Incidents caused by road defects

Some cases involve incidents that have occurred along a highway, as a result of a bicycle wheel hitting a pothole or other defect in the road. In these cases there is clearly no Third Party involved, and there are unlikely to be independent witnesses to the incident itself. The Highways Act 1980 imposes upon a Highway Authority a duty to maintain a public highway. The fact that an incident has occurred owing to the poor condition of the highway might, at first glance, be thought to be sufficient evidence to prove that the Local Authority were negligent for failing to maintain the highway in a good condition.

However, it is very important to be aware that the Courts have been careful to qualify liability to prevent Local Authorities from effectively being the insurer of all highways users who suffer incidents from minor defects.

In fact, a statutory defence is available to a Highway Authority if it can be proved that the authority has taken all reasonable steps to maintain the highway to the standard necessary to accommodate the ordinary traffic that passes along it. Photographic evidence of the defect is crucial, as it is common for defects to be repaired once an incident has been reported, leaving no evidence of the defect should liability be disputed by the Local Authority. In addition, where possible, measurements of the pothole or defect in the highway should be obtained and an exact description of the location of the defect provided.

Road rage

It is now a fact of life that cyclists may find themselves the victims of ‘road rage' or similar attacks. As Police proceedings may follow, most usually for dangerous driving, assault and criminal damage the Police must be contacted at the scene, or as soon as practical thereafter, so that the matter is reported and full particulars of witnesses obtained.

If a criminal prosecution is successful, Magistrates will usually order the driver to pay compensation to the cyclist, although in some instances this payment is actually insufficient. In this case it is still possible to pursue the assailant further for the correct level of damages, in the Civil Courts, although credit in any subsequent civil proceedings will be given for any award made by a Magistrates Court. The assailant will not be insured in respect of such attacks, so recovery of any award that may be made could prove difficult.

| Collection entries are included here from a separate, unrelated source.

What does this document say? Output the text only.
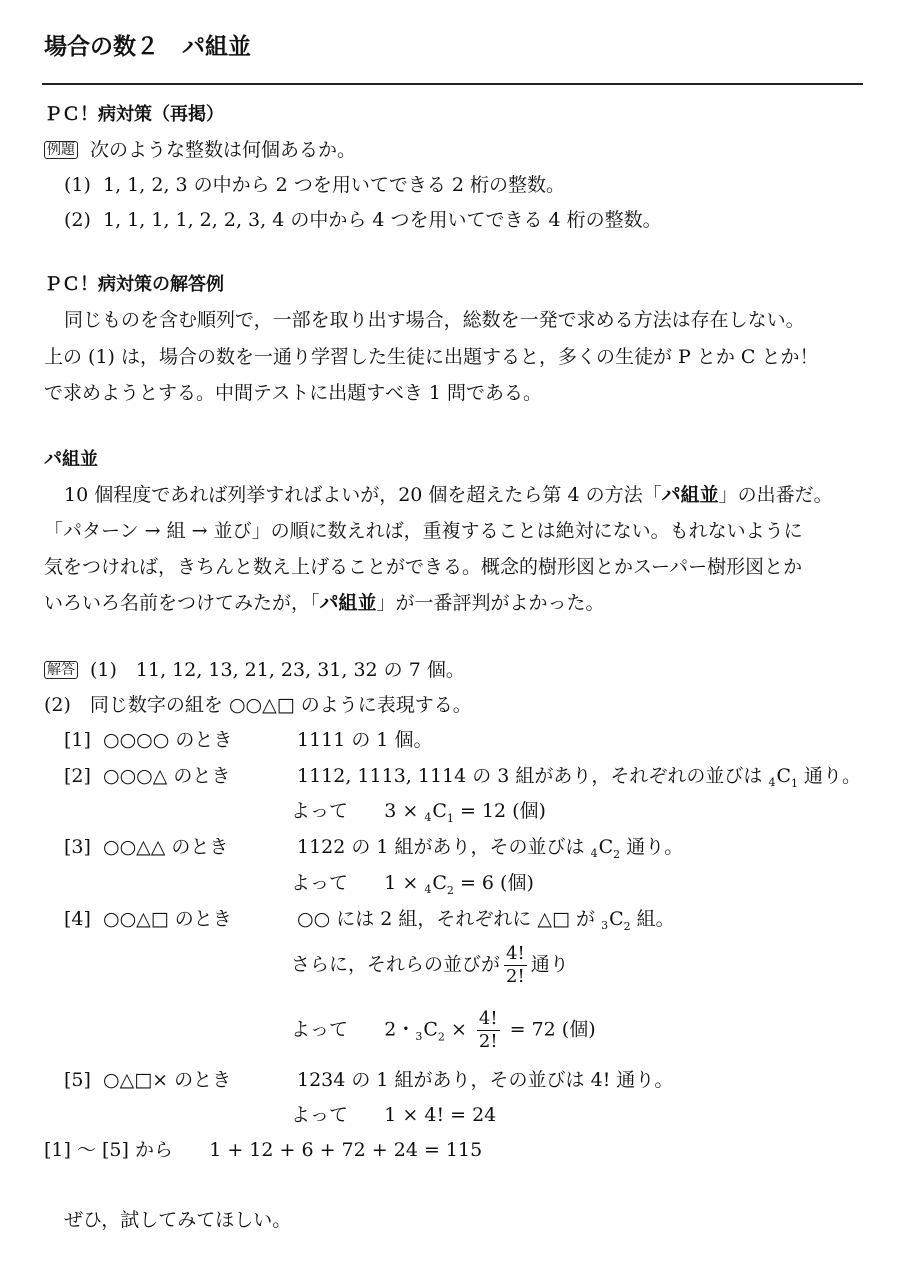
場合の数２　パ組並
ＰＣ！病対策（再掲）
例題 次のような整数は何個あるか。
(1) 1, 1, 2, 3 の中から 2 つを用いてできる 2 桁の整数。
(2) 1, 1, 1, 1, 2, 2, 3, 4 の中から 4 つを用いてできる 4 桁の整数。
ＰＣ！病対策の解答例
同じものを含む順列で，一部を取り出す場合，総数を一発で求める方法は存在しない。
上の (1) は，場合の数を一通り学習した生徒に出題すると，多くの生徒が P とか C とか！
で求めようとする。中間テストに出題すべき 1 問である。
パ組並
10 個程度であれば列挙すればよいが，20 個を超えたら第 4 の方法「パ組並」の出番だ。
「パターン → 組 → 並び」の順に数えれば，重複することは絶対にない。もれないように
気をつければ，きちんと数え上げることができる。概念的樹形図とかスーパー樹形図とか
いろいろ名前をつけてみたが，「パ組並」が一番評判がよかった。
解答 (1)　11, 12, 13, 21, 23, 31, 32 の 7 個。
(2)　同じ数字の組を ○○△□ のように表現する。
[1] ○○○○ のとき	1111 の 1 個。
[2] ○○○△ のとき	1112, 1113, 1114 の 3 組があり，それぞれの並びは $_4C_1$ 通り。
よって $3 \times _4C_1 = 12$ (個)
[3] ○○△△ のとき	1122 の 1 組があり，その並びは $_4C_2$ 通り。
よって $1 \times _4C_2 = 6$ (個)
[4] ○○△□ のとき	○○ には 2 組，それぞれに △□ が $_3C_2$ 組。
さらに，それらの並びが $\frac{4!}{2!}$ 通り
よって 2・$_3C_2 \times \frac{4!}{2!} = 72$ (個)
[5] ○△□× のとき	1234 の 1 組があり，その並びは 4! 通り。
よって 1 × 4! = 24
[1] 〜 [5] から 1 + 12 + 6 + 72 + 24 = 115
ぜひ，試してみてほしい。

Claims may also be made through the Criminal Injuries Compensation Authority that makes payment on a tariff basis to victims of crimes of violence.

Cycling incidents abroad

Although our solicitors give advice in respect of incidents abroad we are unable to fund and do not actively pursue claims against third parties in these circumstances. In this instance members are advised to obtain adequate travel insurance with legal expenses cover.